What are segregation and bleeding?

Segregation is a common phenomenon during the mixing process of concrete. It occurs when coarse aggregates separate from the mixture, disrupting the uniformity of the concrete. As concrete mixtures consist of various materials of different sizes and densities, if proper proportions are not chosen, the different components may move differently during mixing, transportation, and pouring, leading to segregation. This phenomenon is known as segregation and can significantly impact the uniformity of concrete.

Concrete construction site

Segregation can result in defects such as exposed aggregates, reinforcement, honeycombing, sand streaks, cracks, curling, and porous or weak concrete layers. These defects not only affect the quality and durability of the concrete but also have high repair costs and may not achieve satisfactory results.

There are two forms of segregation. One is the rolling of coarse aggregates on slopes or their sinking in free-flowing concrete mixtures. The other is when the mortar separates from the aggregates in thin concrete mixtures. Improper proportions, overly dry concrete, or insufficient sand content can all cause segregation. Therefore, proper construction methods should be used during the handling, pouring, loading, unloading, and free fall of concrete to prevent segregation.

Bleeding is also a form of segregation. When fresh concrete is still in the process of setting, the solid particles sink under the force of gravity, and if the concrete's water retention capacity is inadequate, water will rise to the surface, known as bleeding. This can reduce the water-cement ratio of the concrete, disrupt its uniformity, and form a layer of high water content slurry on the surface, causing the top layer of concrete to be porous and weak, and its strength to decrease.

For concrete surfaces that have experienced bleeding, after the bleeding has stopped and the water has evaporated, a trowel should be used to firmly press the surface. Premature troweling can trap the water below the surface, leading to spalling or thin layer peeling.

The amount of fine sand in concrete, the size of cement particles, the amount of cement used, and the amount of water used in the concrete can all affect the occurrence of bleeding. In particular, when using cement with a long setting time or adding retarders in concrete, the bleeding time may be extended, increasing the likelihood of bleeding. Therefore, all factors should be considered during the preparation and construction of concrete to reduce segregation and bleeding and improve the quality and durability of the concrete.

The causes of segregation and bleeding

The impact of water-cement ratio on concrete
The water-cement ratio is the proportion of water to cement in concrete. When this ratio increases, the time needed for cement to set and harden also increases. This allows more free water to be present, which can lead to a longer separation time between water and cement, making the concrete more prone to bleeding. Additionally, if too much admixture is added to the concrete, especially retarders, it can cause a large amount of bleeding and segregation. In this case, excess free water will seep out of the concrete surface, affecting the cement's setting and hardening process, reducing the concrete's water retention capacity, and ultimately causing severe bleeding.


The impact of cement on concrete bleeding
Factors such as the setting time, fineness, and particle distribution of cement can all affect the concrete's bleeding performance.
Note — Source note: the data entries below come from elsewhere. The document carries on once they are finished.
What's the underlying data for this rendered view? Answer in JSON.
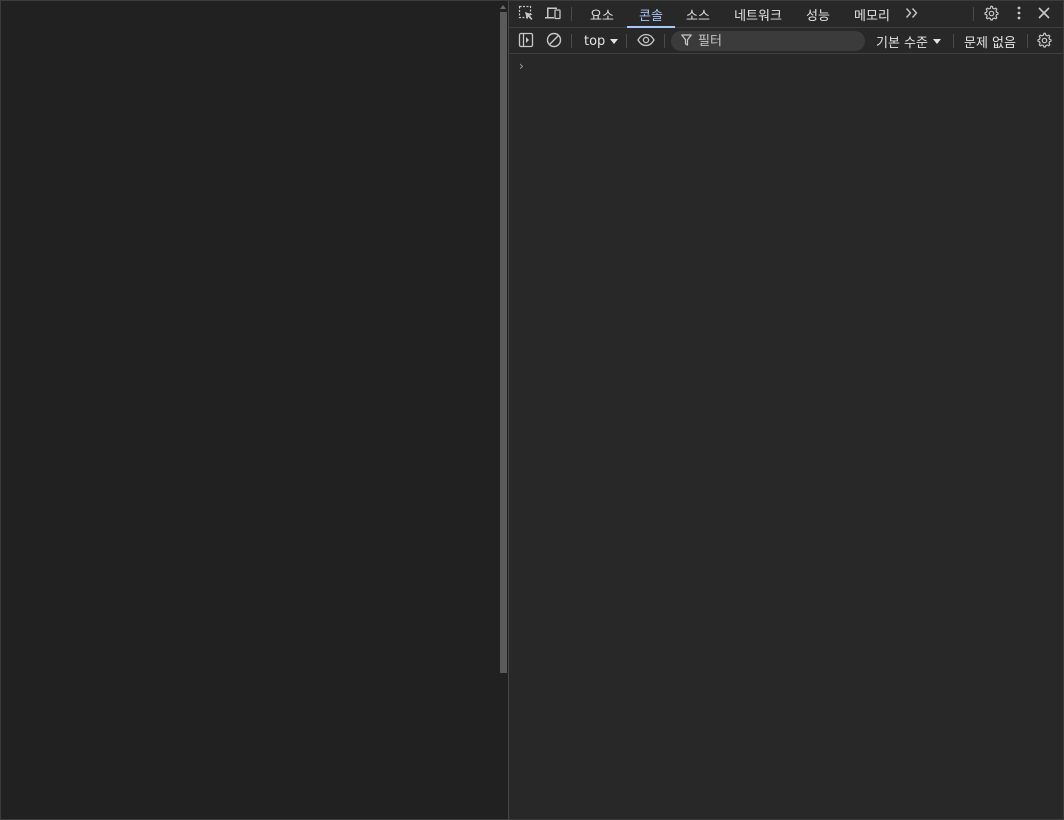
{
  "devtools": {
    "tabs": [
      {
        "label": "요소",
        "active": false
      },
      {
        "label": "콘솔",
        "active": true
      },
      {
        "label": "소스",
        "active": false
      },
      {
        "label": "네트워크",
        "active": false
      },
      {
        "label": "성능",
        "active": false
      },
      {
        "label": "메모리",
        "active": false
      }
    ],
    "console_toolbar": {
      "context": "top",
      "filter_placeholder": "필터",
      "levels": "기본 수준",
      "issues": "문제 없음"
    },
    "prompt_symbol": "›"
  },
  "colors": {
    "accent": "#a8c7fa",
    "panel_bg": "#282828",
    "page_bg": "#212121"
  },
  "icons": [
    "inspect-element-icon",
    "device-toolbar-icon",
    "more-tabs-icon",
    "settings-gear-icon",
    "kebab-menu-icon",
    "close-icon",
    "sidebar-toggle-icon",
    "clear-console-icon",
    "live-expression-eye-icon",
    "filter-funnel-icon",
    "console-settings-gear-icon",
    "prompt-chevron-icon"
  ]
}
When the setting time of cement is prolonged, the setting time of the prepared concrete will also increase accordingly. Before the concrete sets and hardens, the time for cement particles to settle will also be prolonged, making the concrete more prone to bleeding. The coarser the cement, or the lower the content of fine particles (<5μm) in the particle distribution, the less water will be hydrated in the early stages.
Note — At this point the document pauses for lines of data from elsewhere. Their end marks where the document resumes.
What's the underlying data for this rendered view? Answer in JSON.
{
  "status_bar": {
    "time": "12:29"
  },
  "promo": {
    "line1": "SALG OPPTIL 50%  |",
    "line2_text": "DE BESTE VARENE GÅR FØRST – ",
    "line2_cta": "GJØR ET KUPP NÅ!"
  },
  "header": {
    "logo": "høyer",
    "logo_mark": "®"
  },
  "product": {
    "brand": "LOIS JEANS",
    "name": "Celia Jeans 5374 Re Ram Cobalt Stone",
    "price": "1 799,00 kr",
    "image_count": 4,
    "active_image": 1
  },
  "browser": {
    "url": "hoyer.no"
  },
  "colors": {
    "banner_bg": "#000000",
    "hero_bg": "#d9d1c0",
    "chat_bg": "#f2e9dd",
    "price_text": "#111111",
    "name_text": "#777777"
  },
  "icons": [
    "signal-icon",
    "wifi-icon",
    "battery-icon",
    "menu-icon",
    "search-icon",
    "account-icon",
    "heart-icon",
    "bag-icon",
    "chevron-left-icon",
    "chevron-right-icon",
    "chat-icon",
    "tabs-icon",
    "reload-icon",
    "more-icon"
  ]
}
The impact of aggregates on concrete bleeding
If the fine aggregates are too coarse, or the grading is unreasonable, it can cause an increase in the voids of fine particles, allowing free water to rise and leading to bleeding. This is one of the main causes of concrete bleeding.

The impact of air content on concrete bleeding
The air content has a significant impact on the bleeding performance of freshly mixed concrete. The bubbles in freshly mixed concrete are formed by entrapped water. If these bubbles can remain stable, the water surrounding the bubbles will be fixed. This will greatly reduce the amount of water that can bleed out, thereby reducing the bleeding rate. At the same time, the presence of bubbles will block the bleeding channels, preventing free water from seeping out.

The impact of construction on concrete bleeding
During the construction process, vibration is the main factor that affects concrete bleeding. During vibration, the concrete mixture will be in a liquefied state, making it easy for free water to form channels and seep out under pressure. Additionally, for pumped concrete, the pressure during pumping can destroy the bubbles in the concrete, leading to increased bleeding. Therefore, during construction, excessive vibration and high pumping pressure should be avoided to reduce concrete bleeding.

To reduce segregation and bleeding, the following strategies can be adopted:

  • Use finer cement particles.
  • With the same amount of water, using a higher cement content will result in less bleeding in richly proportioned concrete than in lean concrete.
  • Use fly ash or other volcanic ash materials.
  • The sand should contain enough fine particles, or increase the amount of sand to help reduce the likelihood of segregation and bleeding.
  • When bleeding is severe, consider using an air-entraining agent. The non-connected bubbles formed by the air-entraining agent act as an increase in fine particles, which can help block the bleeding channels, reduce the amount of water used, and improve the workability of the concrete.